Meldung von Nebenwirkungen:
Wenn Sie Nebenwirkungen bemerken, wenden Sie sich an Ihren Arzt oder Apotheker. Dies gilt auch für Nebenwirkungen, die nicht in dieser Packungsbeilage angegeben sind. Sie können Nebenwirkungen auch direkt dem Bundesinstitut für Arzneimittel und Medizinprodukte, Abt. Pharmakovigilanz, Kurt-Georg-Kiesinger Allee 3, D-53175 Bonn, Website: www.bfarm.de anzeigen. Indem Sie Nebenwirkungen melden, können Sie dazu beitragen, dass mehr Informationen über die Sicherheit dieses Arzneimittels zur Verfügung gestellt werden.

5. WIE IST VALOCORDIN-DOXYLAMIN AUFZUBEWAHREN?

Bewahren Sie dieses Arzneimittel für Kinder unzugänglich auf.

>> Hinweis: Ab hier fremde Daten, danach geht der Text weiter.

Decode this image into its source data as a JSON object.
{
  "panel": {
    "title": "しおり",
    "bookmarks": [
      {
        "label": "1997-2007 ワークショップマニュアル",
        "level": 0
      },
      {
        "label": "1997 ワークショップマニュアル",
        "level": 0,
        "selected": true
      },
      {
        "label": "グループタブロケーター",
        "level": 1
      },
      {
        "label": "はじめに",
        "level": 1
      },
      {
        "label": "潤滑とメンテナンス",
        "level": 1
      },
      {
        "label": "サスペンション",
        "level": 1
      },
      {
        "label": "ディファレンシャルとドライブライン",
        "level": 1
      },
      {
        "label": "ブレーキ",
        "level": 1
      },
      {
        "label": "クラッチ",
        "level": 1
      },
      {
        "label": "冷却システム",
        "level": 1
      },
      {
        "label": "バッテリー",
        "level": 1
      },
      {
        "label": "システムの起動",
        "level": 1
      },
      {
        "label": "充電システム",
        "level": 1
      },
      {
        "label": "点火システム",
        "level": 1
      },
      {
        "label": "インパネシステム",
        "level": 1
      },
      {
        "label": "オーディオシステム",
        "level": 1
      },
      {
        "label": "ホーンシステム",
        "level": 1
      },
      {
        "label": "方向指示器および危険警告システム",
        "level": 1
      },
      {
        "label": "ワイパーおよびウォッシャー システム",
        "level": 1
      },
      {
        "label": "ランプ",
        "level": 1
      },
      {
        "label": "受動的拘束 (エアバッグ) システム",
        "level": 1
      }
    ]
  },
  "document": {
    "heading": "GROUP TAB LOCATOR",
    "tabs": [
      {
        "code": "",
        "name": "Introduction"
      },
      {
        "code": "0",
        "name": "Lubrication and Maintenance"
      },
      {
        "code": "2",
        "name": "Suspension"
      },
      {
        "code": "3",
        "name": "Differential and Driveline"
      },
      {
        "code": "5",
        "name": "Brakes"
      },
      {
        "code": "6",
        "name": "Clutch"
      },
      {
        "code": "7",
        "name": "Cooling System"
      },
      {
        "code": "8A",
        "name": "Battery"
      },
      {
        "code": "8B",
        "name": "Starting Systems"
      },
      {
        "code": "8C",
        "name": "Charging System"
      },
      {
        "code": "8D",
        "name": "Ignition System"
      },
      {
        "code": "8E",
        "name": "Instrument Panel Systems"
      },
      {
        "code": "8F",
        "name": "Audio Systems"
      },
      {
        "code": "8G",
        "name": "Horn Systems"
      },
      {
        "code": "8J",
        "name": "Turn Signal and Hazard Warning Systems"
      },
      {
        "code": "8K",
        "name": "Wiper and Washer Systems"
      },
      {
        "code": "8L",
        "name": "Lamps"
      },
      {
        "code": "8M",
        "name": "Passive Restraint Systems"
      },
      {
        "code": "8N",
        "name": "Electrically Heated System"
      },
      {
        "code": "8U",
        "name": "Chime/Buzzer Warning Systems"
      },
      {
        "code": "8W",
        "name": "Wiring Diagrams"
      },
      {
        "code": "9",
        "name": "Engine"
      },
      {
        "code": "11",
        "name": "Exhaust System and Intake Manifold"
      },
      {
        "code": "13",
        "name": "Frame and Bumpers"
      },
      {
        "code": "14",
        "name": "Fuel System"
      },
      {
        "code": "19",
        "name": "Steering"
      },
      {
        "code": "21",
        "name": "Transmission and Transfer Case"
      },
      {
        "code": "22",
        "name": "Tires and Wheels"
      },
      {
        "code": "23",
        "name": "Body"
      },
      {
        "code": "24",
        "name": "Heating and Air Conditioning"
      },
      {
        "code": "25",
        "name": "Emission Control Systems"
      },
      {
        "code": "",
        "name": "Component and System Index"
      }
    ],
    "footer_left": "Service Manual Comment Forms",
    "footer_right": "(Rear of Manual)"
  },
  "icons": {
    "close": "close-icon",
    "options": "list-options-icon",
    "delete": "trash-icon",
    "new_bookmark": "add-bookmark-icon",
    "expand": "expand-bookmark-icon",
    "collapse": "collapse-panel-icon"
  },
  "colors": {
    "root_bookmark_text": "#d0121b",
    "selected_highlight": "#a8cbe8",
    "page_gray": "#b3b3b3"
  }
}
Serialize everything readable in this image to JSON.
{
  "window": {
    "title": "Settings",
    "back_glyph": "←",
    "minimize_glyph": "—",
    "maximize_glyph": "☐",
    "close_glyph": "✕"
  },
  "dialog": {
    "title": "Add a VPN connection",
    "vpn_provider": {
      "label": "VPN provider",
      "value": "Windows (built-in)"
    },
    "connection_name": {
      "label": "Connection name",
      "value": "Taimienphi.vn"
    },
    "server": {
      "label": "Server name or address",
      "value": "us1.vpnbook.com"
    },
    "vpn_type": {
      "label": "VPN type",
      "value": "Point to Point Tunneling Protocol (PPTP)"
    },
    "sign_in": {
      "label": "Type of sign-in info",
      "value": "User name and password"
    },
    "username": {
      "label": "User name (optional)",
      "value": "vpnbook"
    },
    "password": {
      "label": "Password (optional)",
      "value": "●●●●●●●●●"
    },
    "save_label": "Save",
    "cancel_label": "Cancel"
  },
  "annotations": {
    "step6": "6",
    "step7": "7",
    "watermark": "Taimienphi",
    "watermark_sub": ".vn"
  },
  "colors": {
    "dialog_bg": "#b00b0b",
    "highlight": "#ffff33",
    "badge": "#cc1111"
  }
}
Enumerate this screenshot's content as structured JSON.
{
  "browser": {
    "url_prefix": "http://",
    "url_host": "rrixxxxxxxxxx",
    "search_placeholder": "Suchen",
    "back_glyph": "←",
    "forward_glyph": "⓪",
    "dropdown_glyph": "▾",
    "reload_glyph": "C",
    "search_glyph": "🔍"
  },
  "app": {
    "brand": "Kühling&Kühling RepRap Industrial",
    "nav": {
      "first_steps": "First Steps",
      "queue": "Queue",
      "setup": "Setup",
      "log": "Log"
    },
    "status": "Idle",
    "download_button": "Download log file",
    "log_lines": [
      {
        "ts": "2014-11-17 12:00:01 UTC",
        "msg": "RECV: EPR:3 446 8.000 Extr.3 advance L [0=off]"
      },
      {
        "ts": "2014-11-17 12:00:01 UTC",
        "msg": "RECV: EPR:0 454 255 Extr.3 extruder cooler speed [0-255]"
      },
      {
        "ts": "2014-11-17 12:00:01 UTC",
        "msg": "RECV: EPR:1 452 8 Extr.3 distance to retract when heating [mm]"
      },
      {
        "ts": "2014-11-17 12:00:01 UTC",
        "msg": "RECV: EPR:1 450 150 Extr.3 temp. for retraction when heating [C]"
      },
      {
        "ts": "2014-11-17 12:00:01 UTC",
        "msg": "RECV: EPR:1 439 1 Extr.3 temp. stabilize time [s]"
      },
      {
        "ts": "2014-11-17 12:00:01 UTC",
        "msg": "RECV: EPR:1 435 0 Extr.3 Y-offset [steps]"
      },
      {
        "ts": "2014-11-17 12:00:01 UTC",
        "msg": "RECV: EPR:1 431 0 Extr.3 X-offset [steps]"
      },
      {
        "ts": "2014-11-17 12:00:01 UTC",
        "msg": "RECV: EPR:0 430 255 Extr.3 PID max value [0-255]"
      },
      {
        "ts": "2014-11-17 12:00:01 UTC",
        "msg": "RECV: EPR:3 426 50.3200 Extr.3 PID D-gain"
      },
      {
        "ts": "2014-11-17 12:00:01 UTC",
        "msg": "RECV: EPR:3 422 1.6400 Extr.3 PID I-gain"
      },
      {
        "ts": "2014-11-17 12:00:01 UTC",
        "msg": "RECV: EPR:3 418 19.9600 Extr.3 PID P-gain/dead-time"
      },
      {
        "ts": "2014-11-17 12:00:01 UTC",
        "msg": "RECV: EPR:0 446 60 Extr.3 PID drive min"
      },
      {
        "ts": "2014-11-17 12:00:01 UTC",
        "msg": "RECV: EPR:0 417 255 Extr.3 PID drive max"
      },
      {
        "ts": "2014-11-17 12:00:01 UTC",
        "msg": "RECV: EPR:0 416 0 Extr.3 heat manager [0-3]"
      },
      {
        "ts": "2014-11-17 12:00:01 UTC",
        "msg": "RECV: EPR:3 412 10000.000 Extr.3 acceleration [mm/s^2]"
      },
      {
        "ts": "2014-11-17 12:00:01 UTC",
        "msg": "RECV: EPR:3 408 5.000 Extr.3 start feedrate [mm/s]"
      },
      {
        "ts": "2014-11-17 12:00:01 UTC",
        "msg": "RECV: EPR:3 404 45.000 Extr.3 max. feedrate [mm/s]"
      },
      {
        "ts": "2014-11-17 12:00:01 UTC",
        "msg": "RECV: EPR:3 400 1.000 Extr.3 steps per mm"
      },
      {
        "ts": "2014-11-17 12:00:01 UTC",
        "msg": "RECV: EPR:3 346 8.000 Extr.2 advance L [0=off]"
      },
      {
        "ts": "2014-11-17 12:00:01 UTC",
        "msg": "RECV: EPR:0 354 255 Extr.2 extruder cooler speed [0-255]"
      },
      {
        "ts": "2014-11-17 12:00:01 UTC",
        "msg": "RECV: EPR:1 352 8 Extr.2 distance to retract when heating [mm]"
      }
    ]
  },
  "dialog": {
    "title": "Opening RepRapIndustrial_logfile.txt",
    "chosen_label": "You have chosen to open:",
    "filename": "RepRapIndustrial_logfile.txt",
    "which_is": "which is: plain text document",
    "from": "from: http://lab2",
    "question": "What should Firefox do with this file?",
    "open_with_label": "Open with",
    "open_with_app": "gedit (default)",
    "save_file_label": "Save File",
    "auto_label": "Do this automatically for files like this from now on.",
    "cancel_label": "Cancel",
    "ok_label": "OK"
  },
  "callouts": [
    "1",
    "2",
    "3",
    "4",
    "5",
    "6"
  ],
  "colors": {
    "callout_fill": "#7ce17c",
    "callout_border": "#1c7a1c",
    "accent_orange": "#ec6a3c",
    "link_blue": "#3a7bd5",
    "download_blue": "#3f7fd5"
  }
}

Sie dürfen dieses Arzneimittel nach dem auf dem Umkarton und dem Etikett nach „Verwendbar bis:“ angegebenen Verfalldatum nicht mehr verwenden. Das Verfalldatum bezieht sich auf den letzten Tag des angegebenen Monats.

Aufbewahrungsbedingungen:
Für dieses Arzneimittel sind keine besonderen Lagerungsbedingungen erforderlich.

Entsorgen Sie Arzneimittel nicht im Abwasser oder Haushaltsabfall. Fragen Sie Ihren Apotheker, wie das Arzneimittel zu entsorgen ist, wenn Sie es nicht mehr verwenden. Sie tragen damit zum Schutz der Umwelt bei.

Hinweis auf Haltbarkeit nach Anbruch:
Valocordin-Doxylamin ist nach Anbruch 6 Monate haltbar.

6. INHALT DER PACKUNG UND WEITERE INFORMATIONEN

Was Valocordin-Doxylamin enthält:
Der Wirkstoff ist: Doxylaminsuccinat. 1 ml (22 Tropfen) enthält 25 mg Doxylaminsuccinat. Die sonstigen Bestandteile sind: Ethanol 96% (VA/), gereinigtes Wasser, Pfefferminzöl.

Wie Valocordin-Doxylamin aussieht und Inhalt der Packung:
Tropfen zum Einnehmen, Lösung. Valocordin-Doxylamin ist eine klare, farblose Flüssigkeit. Valocordin-Doxylamin ist in Packungen zu 20 ml (N1) und 50 ml (N2) erhältlich.

Pharmazeutischer Unternehmer und Hersteller
Krewel Meuselbach GmbH
Krewelstr. 2
53783 Eitorf
Telefon: 02243 / 87-0
Telefax: 02243 / 87-175
E-Mail: lnfo@krewel-meuselbach.de

Diese Gebrauchsinformation wurde zuletzt überarbeitet im November 2013.

Quelle: Angaben der Packungsbeilage
Stand: 02/2018

Wirkstoff: Doxylaminsuccinat. Anwendungsgebiete: zur Behandlung gelegentlicher Schlafstörungen (Ein- oder Durchschlafstörungen) bei Erwachsenen. Warnhinweis: Enthält 55 Vol.-% Alkohol!